Jones – iBats: using smartphones and citizen networks to globally monitor bats

Many indicators of recent declines in global biodiversity. Looking into smart monitoring, bats are a good indicator, a fifth of all animals, widespread and sensitive to global change (behaviors sensitive to temperature) and important ecosystem service providers. Cool animated radar graph of bat emergence in Texas, saving a third of the crop pesticide costs by eating up bugs. Bats also interesting because they emit radiation in the form of echolocation, using ultrasound to communicate and locate objects. Can sense bats based on this radiation leaking. They created database of bat acoustic biodiversity, wants to use to to classify bat species. If acoustic monitoring could be done with these identifiers, why do this and where? Combined index map showing areas where the current potential for using the tool is highest due to call similarity, e.g., very different calls in certain areas.

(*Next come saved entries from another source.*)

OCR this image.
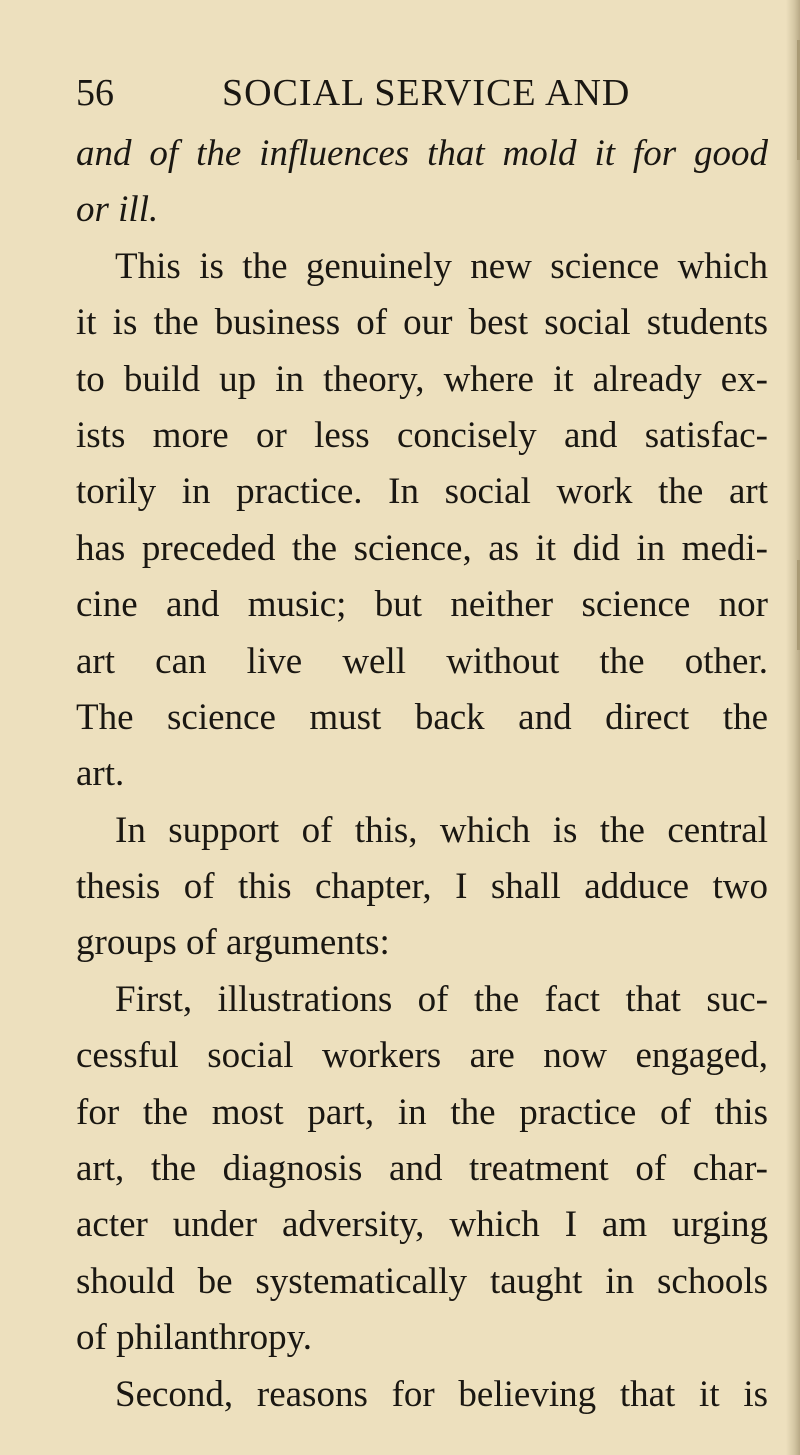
56	SOCIAL SERVICE AND
and of the influences that mold it for good
or ill.
This is the genuinely new science which
it is the business of our best social students
to build up in theory, where it already ex-
ists more or less concisely and satisfac-
torily in practice. In social work the art
has preceded the science, as it did in medi-
cine and music; but neither science nor
art can live well without the other.
The science must back and direct the
art.
In support of this, which is the central
thesis of this chapter, I shall adduce two
groups of arguments:
First, illustrations of the fact that suc-
cessful social workers are now engaged,
for the most part, in the practice of this
art, the diagnosis and treatment of char-
acter under adversity, which I am urging
should be systematically taught in schools
of philanthropy.
Second, reasons for believing that it is
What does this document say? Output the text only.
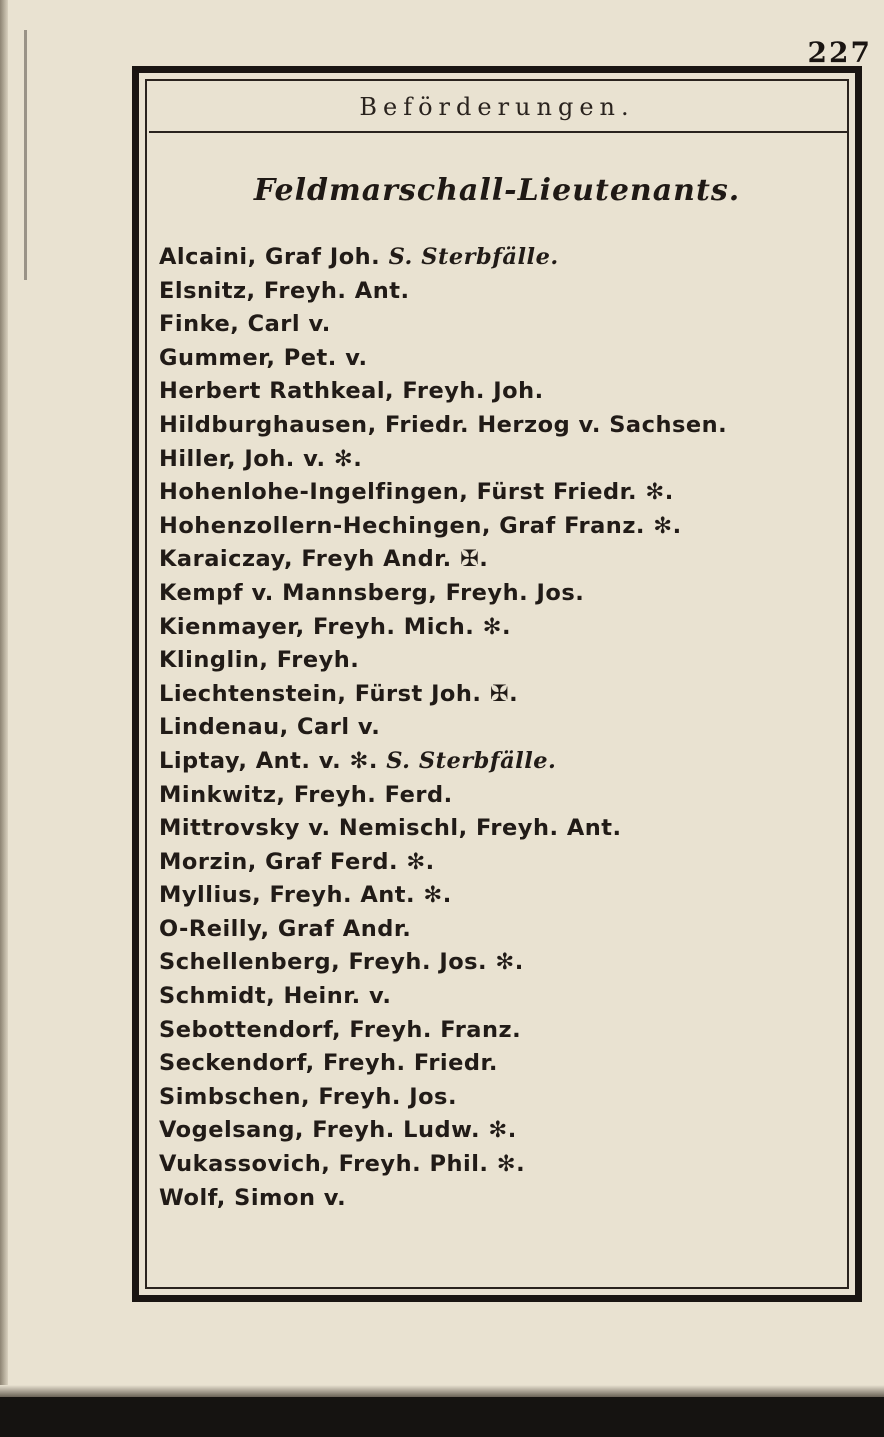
227
Beförderungen.
Feldmarschall-Lieutenants.
Alcaini, Graf Joh. S. Sterbfälle.
Elsnitz, Freyh. Ant.
Finke, Carl v.
Gummer, Pet. v.
Herbert Rathkeal, Freyh. Joh.
Hildburghausen, Friedr. Herzog v. Sachsen.
Hiller, Joh. v. ✻.
Hohenlohe-Ingelfingen, Fürst Friedr. ✻.
Hohenzollern-Hechingen, Graf Franz. ✻.
Karaiczay, Freyh Andr. ✠.
Kempf v. Mannsberg, Freyh. Jos.
Kienmayer, Freyh. Mich. ✻.
Klinglin, Freyh.
Liechtenstein, Fürst Joh. ✠.
Lindenau, Carl v.
Liptay, Ant. v. ✻. S. Sterbfälle.
Minkwitz, Freyh. Ferd.
Mittrovsky v. Nemischl, Freyh. Ant.
Morzin, Graf Ferd. ✻.
Myllius, Freyh. Ant. ✻.
O-Reilly, Graf Andr.
Schellenberg, Freyh. Jos. ✻.
Schmidt, Heinr. v.
Sebottendorf, Freyh. Franz.
Seckendorf, Freyh. Friedr.
Simbschen, Freyh. Jos.
Vogelsang, Freyh. Ludw. ✻.
Vukassovich, Freyh. Phil. ✻.
Wolf, Simon v.
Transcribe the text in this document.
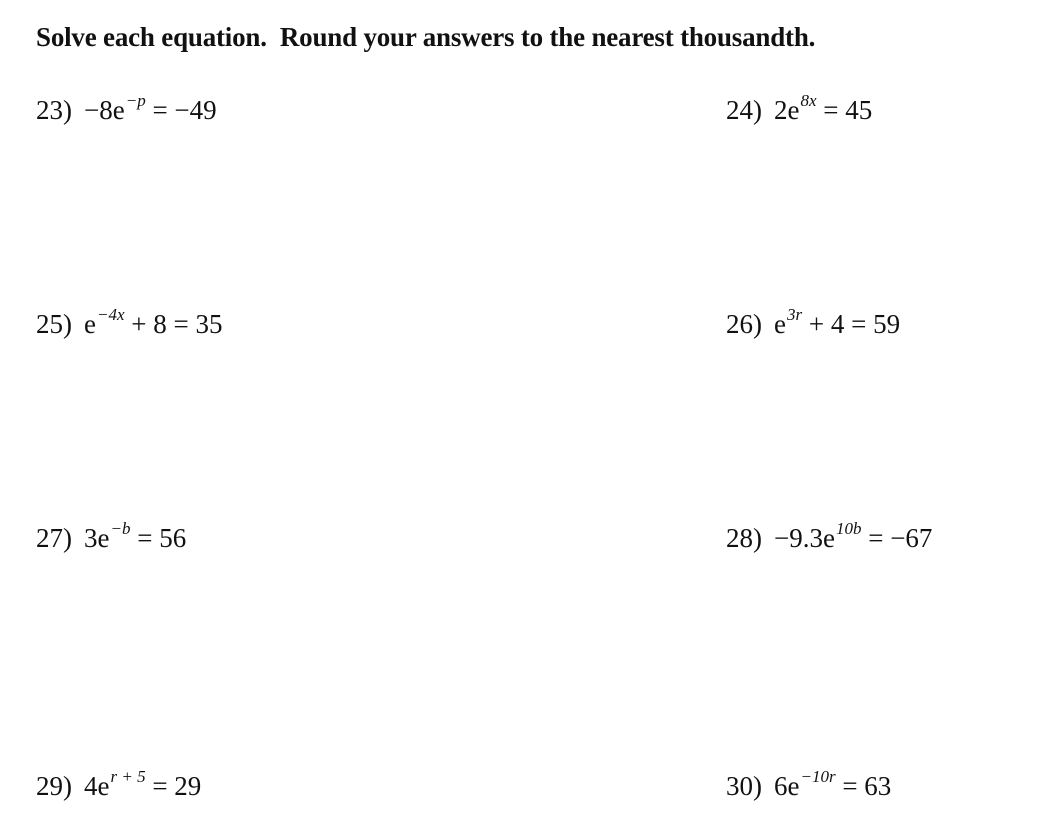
Solve each equation.  Round your answers to the nearest thousandth.
$23) -8e^{-p} = -49$	24) $2e^{8x} = 45$
25) $e^{-4x} + 8 = 35$	26) $e^{3r} + 4 = 59$
27) $3e^{-b} = 56$	$28) -9.3e^{10b} = -67$
29) $4e^{r + 5} = 29$	30) $6e^{-10r} = 63$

Have tested acoustic species classification tools, most call types can be identified at over 97% accuracy except one group of calls. So continental tools would be the ideal. Using ultrasonic microphone (very expensive, 400 GBP, trying to hack a cheaper version they think they can do for 10 GBP) plugged into smartphone headphone jack; need special microphone because high frequency sound requires high speed sampling. Have developed portals/versions in different locations and different languages. Started off in Romania (of course!) but effort has moved around the world.

From there, building distribution maps, using machine learning and creating hotspot maps to inform conservation policies. Cn do trendlines, to show bat populations as a headline indicator of ecological health. Latest project is also doing this for frogs and insects like crickets. Got Zooniverse funding for Bat Detectives so they’re currently working on noir branding of their project.